Learning with Conflicts of Interest
Pith reviewed 2026-05-19 15:59 UTC · model grok-4.3
The pith
A game-theoretic framework enables users to extract useful information from ML systems while shielding themselves from biased and manipulative outputs even when system owners have conflicting goals.
A machine-rendered reading of the paper's core claim, the machinery that carries it, and where it could break.
Core claim
We propose a game-theoretic framework that models the interaction between ML systems and users with conflicts of interest. We present scalable algorithms with theoretical guarantees that maximize the amount of desired information and actions and minimize the amount of biased and manipulative actions in interaction with ML systems.
What carries the argument
A game-theoretic model of the interaction between an ML system and its users that treats biased or manipulative outputs as strategic choices by the system owner.
Load-bearing premise
Real-world conflicts of interest between ML owners and users can be captured accurately enough by a game model that scalable algorithms with theoretical guarantees can protect users without any cooperation from the owners.
What would settle it
A controlled study in which users following the proposed algorithms still make worse decisions or receive more biased information than users who simply accept all outputs from the same ML system would falsify the central claim.
read the original abstract
Financial, social, and political factors often prevent the interests of the owners of ML systems and services and their users from being perfectly aligned. ML systems often produce biased information that can influence users to make decisions that are not in their best interest. Current solution approaches require ML systems to implement protocols to mitigate their biases. However, ML system owners usually do not have any incentive to implement these protocols and often argue that it limits their freedom of expression or business. We believe that a successful solution to this problem must recognize the conflict of interest between the ML systems and their users, and use this information to protect users against information that adversely influences their decisions while allowing users to safely benefit from these systems. To this end, we propose a game-theoretic framework that models the interaction between ML systems and users with conflicts of interest. We present scalable algorithms with theoretical guarantees that maximize the amount of desired information and actions and minimize the amount of biased and manipulative actions in interaction with ML systems.
Editorial analysis
A structured set of objections, weighed in public.
Referee Report
Summary. The paper proposes a game-theoretic framework to model interactions between ML system owners and users with misaligned interests due to financial, social, and political factors. It claims to introduce scalable algorithms equipped with theoretical guarantees that enable users to unilaterally maximize access to desired information and actions while minimizing exposure to biased or manipulative outputs, without requiring any cooperation or protocol changes from the ML system owners.

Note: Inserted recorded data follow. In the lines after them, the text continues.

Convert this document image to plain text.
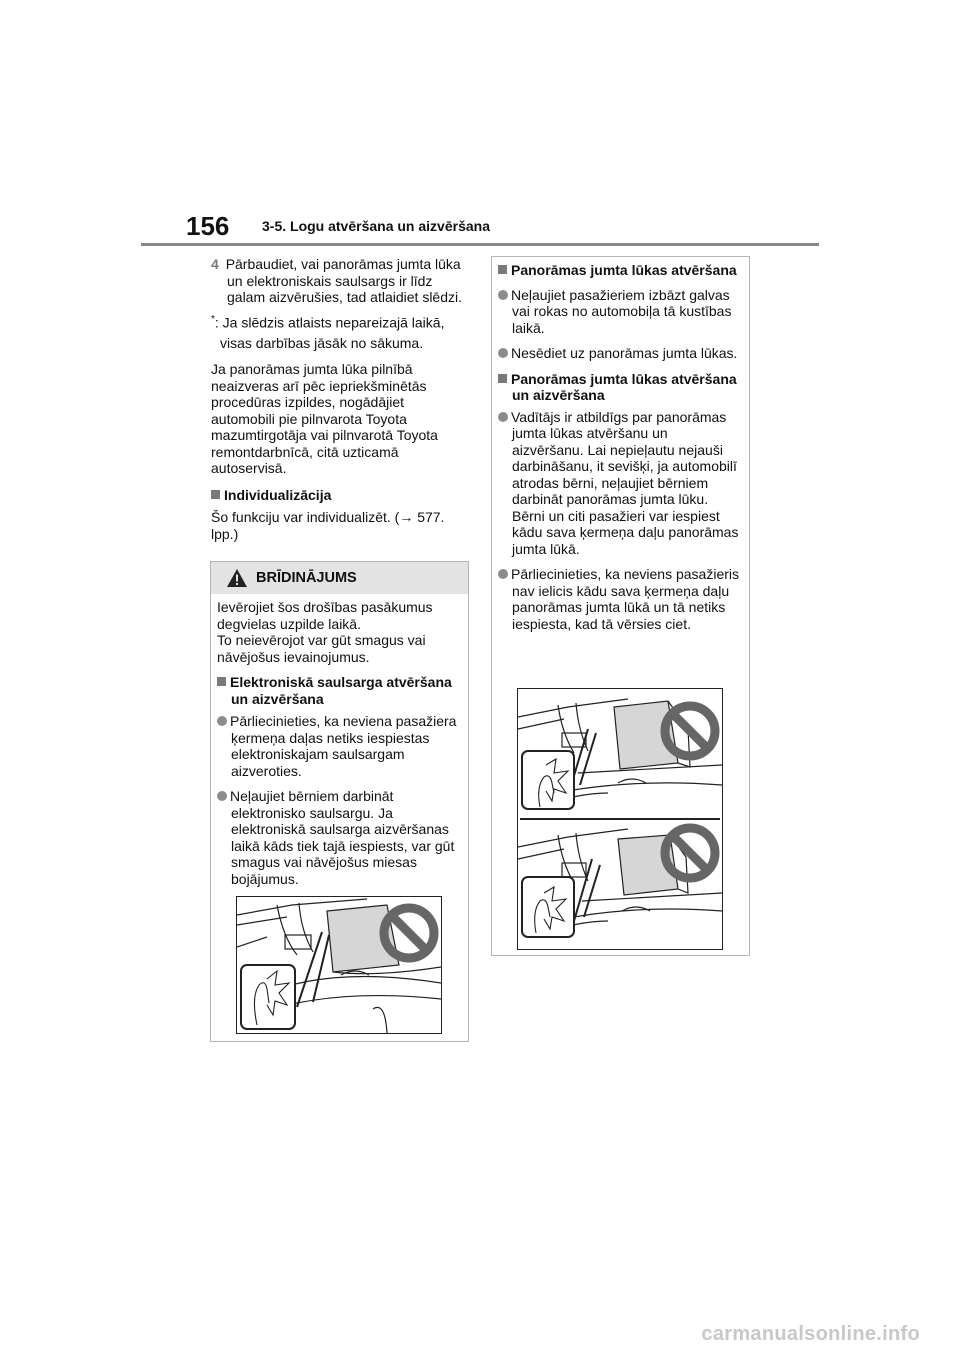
156 3-5. Logu atvēršana un aizvēršana
4 Pārbaudiet, vai panorāmas jumta lūka un elektroniskais saulsargs ir līdz galam aizvērušies, tad atlaidiet slēdzi.
*: Ja slēdzis atlaists nepareizajā laikā,
visas darbības jāsāk no sākuma.
Ja panorāmas jumta lūka pilnībā neaizveras arī pēc iepriekšminētās procedūras izpildes, nogādājiet automobili pie pilnvarota Toyota mazumtirgotāja vai pilnvarotā Toyota remontdarbnīcā, citā uzticamā autoservisā.
Individualizācija
Šo funkciju var individualizēt. (→ 577. lpp.)
BRĪDINĀJUMS
Ievērojiet šos drošības pasākumus degvielas uzpilde laikā.
To neievērojot var gūt smagus vai nāvējošus ievainojumus.
Elektroniskā saulsarga atvēršana un aizvēršana
Pārliecinieties, ka neviena pasažiera ķermeņa daļas netiks iespiestas elektroniskajam saulsargam aizveroties.
Neļaujiet bērniem darbināt elektronisko saulsargu. Ja elektroniskā saulsarga aizvēršanas laikā kāds tiek tajā iespiests, var gūt smagus vai nāvējošus miesas bojājumus.
Panorāmas jumta lūkas atvēršana
Neļaujiet pasažieriem izbāzt galvas vai rokas no automobiļa tā kustības laikā.
Nesēdiet uz panorāmas jumta lūkas.
Panorāmas jumta lūkas atvēršana un aizvēršana
Vadītājs ir atbildīgs par panorāmas jumta lūkas atvēršanu un aizvēršanu. Lai nepieļautu nejauši darbināšanu, it sevišķi, ja automobilī atrodas bērni, neļaujiet bērniem darbināt panorāmas jumta lūku. Bērni un citi pasažieri var iespiest kādu sava ķermeņa daļu panorāmas jumta lūkā.
Pārliecinieties, ka neviens pasažieris nav ielicis kādu sava ķermeņa daļu panorāmas jumta lūkā un tā netiks iespiesta, kad tā vērsies ciet.
carmanualsonline.info
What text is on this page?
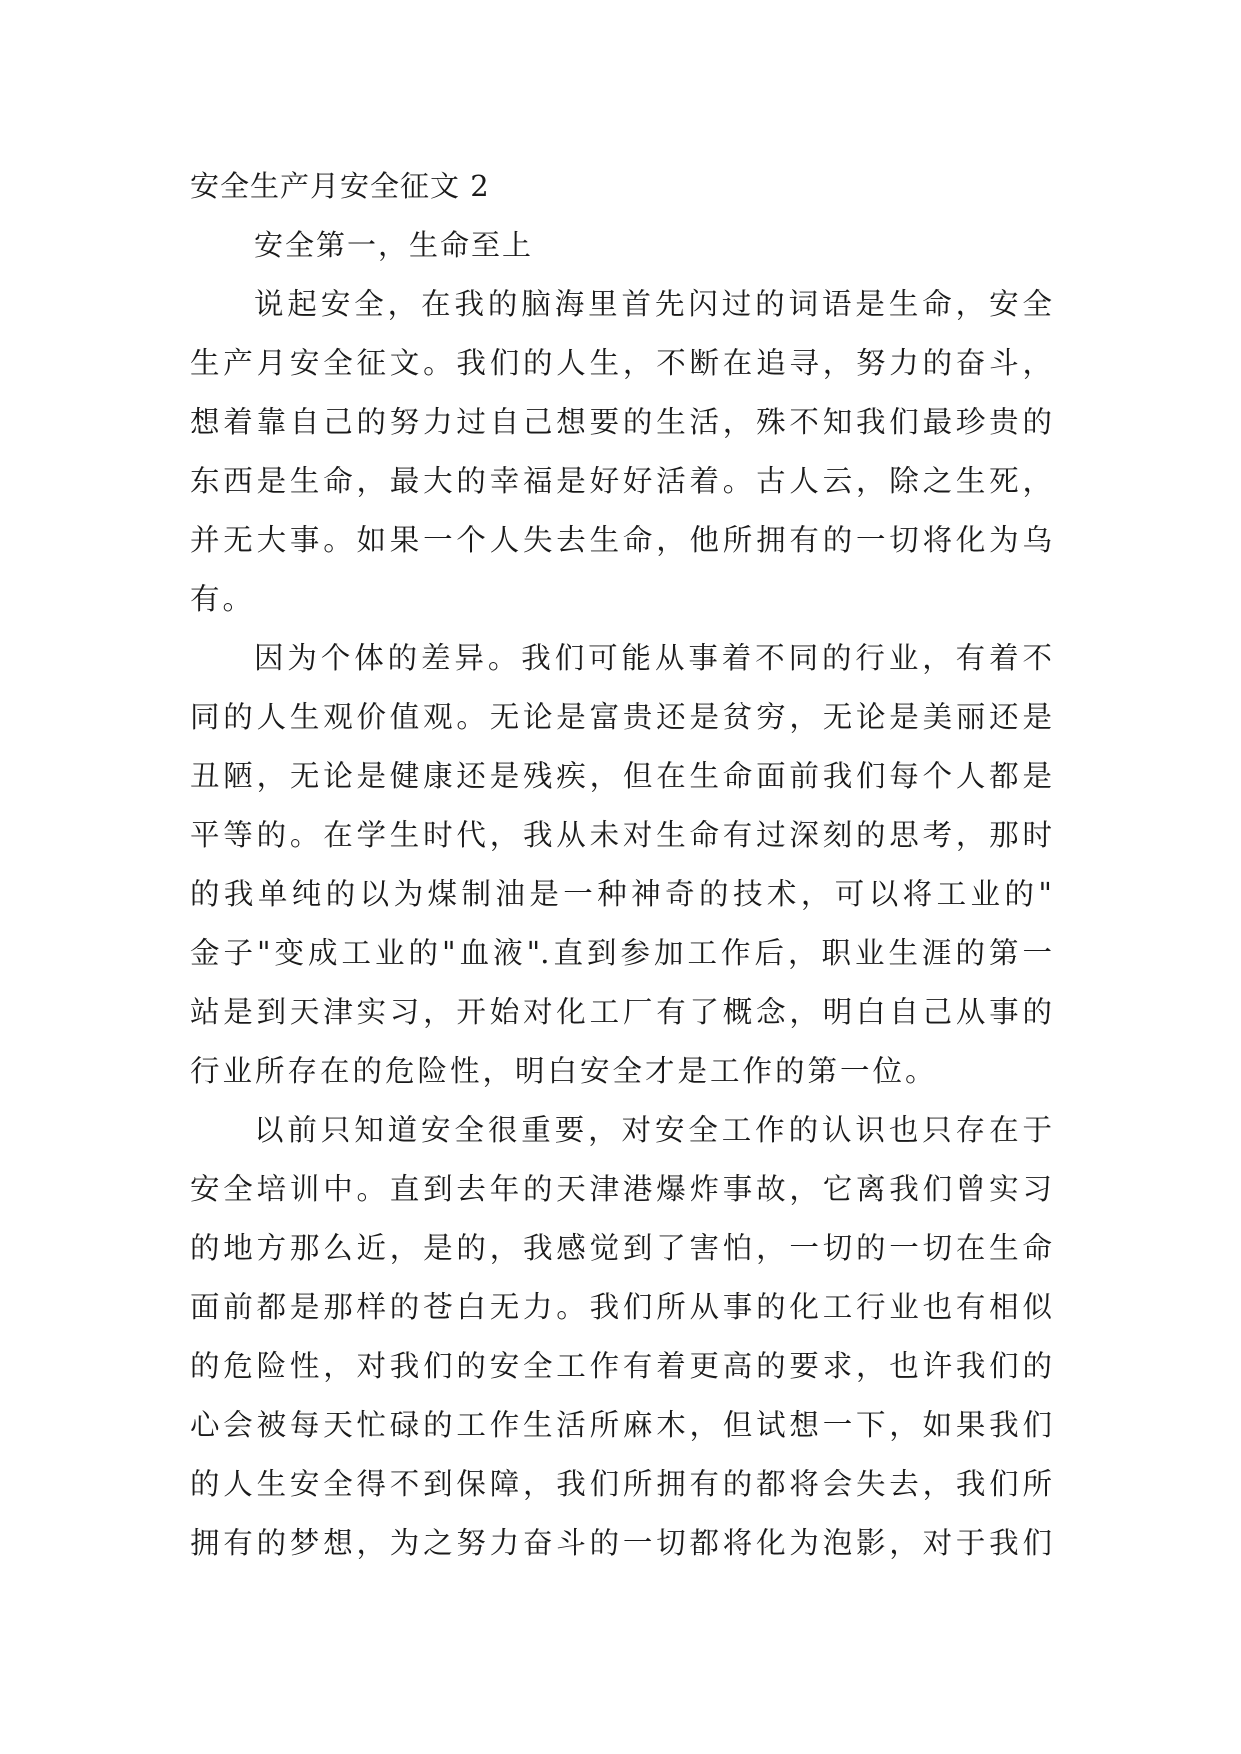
安全生产月安全征文 2
安全第一，生命至上
说起安全，在我的脑海里首先闪过的词语是生命，安全
生产月安全征文。我们的人生，不断在追寻，努力的奋斗，
想着靠自己的努力过自己想要的生活，殊不知我们最珍贵的
东西是生命，最大的幸福是好好活着。古人云，除之生死，
并无大事。如果一个人失去生命，他所拥有的一切将化为乌
有。
因为个体的差异。我们可能从事着不同的行业，有着不
同的人生观价值观。无论是富贵还是贫穷，无论是美丽还是
丑陋，无论是健康还是残疾，但在生命面前我们每个人都是
平等的。在学生时代，我从未对生命有过深刻的思考，那时
的我单纯的以为煤制油是一种神奇的技术，可以将工业的"
金子"变成工业的"血液".直到参加工作后，职业生涯的第一
站是到天津实习，开始对化工厂有了概念，明白自己从事的
行业所存在的危险性，明白安全才是工作的第一位。
以前只知道安全很重要，对安全工作的认识也只存在于
安全培训中。直到去年的天津港爆炸事故，它离我们曾实习
的地方那么近，是的，我感觉到了害怕，一切的一切在生命
面前都是那样的苍白无力。我们所从事的化工行业也有相似
的危险性，对我们的安全工作有着更高的要求，也许我们的
心会被每天忙碌的工作生活所麻木，但试想一下，如果我们
的人生安全得不到保障，我们所拥有的都将会失去，我们所
拥有的梦想，为之努力奋斗的一切都将化为泡影，对于我们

Significance. If the unspecified game model, algorithms, and guarantees can be rigorously constructed and verified, the work would offer a user-centric alternative to owner-dependent bias mitigation techniques. This could be impactful for real-world ML services where owners lack incentives to self-regulate, potentially enabling practical protection mechanisms in high-stakes domains.
major comments (2)
- [Abstract] Abstract: The central claim that 'scalable algorithms with theoretical guarantees' are presented lacks any supporting construction; no game definition (player action spaces, information structures, or payoff functions), algorithm description, or proof sketch appears, rendering it impossible to assess whether the claimed bounds are non-vacuous or hold against adversarial ML systems.
- [Abstract] The weakest assumption—that real-world conflicts can be accurately captured by a game-theoretic model allowing unilateral user strategies with meaningful guarantees—is load-bearing but unsupported, as the manuscript supplies neither an explicit model nor any analysis showing existence of such strategies.
Simulated Author's Rebuttal
We thank the referee for the careful reading and constructive feedback. The comments highlight opportunities to better connect the abstract to the technical content of the manuscript. We address each point below and will incorporate revisions to improve clarity without altering the core contributions.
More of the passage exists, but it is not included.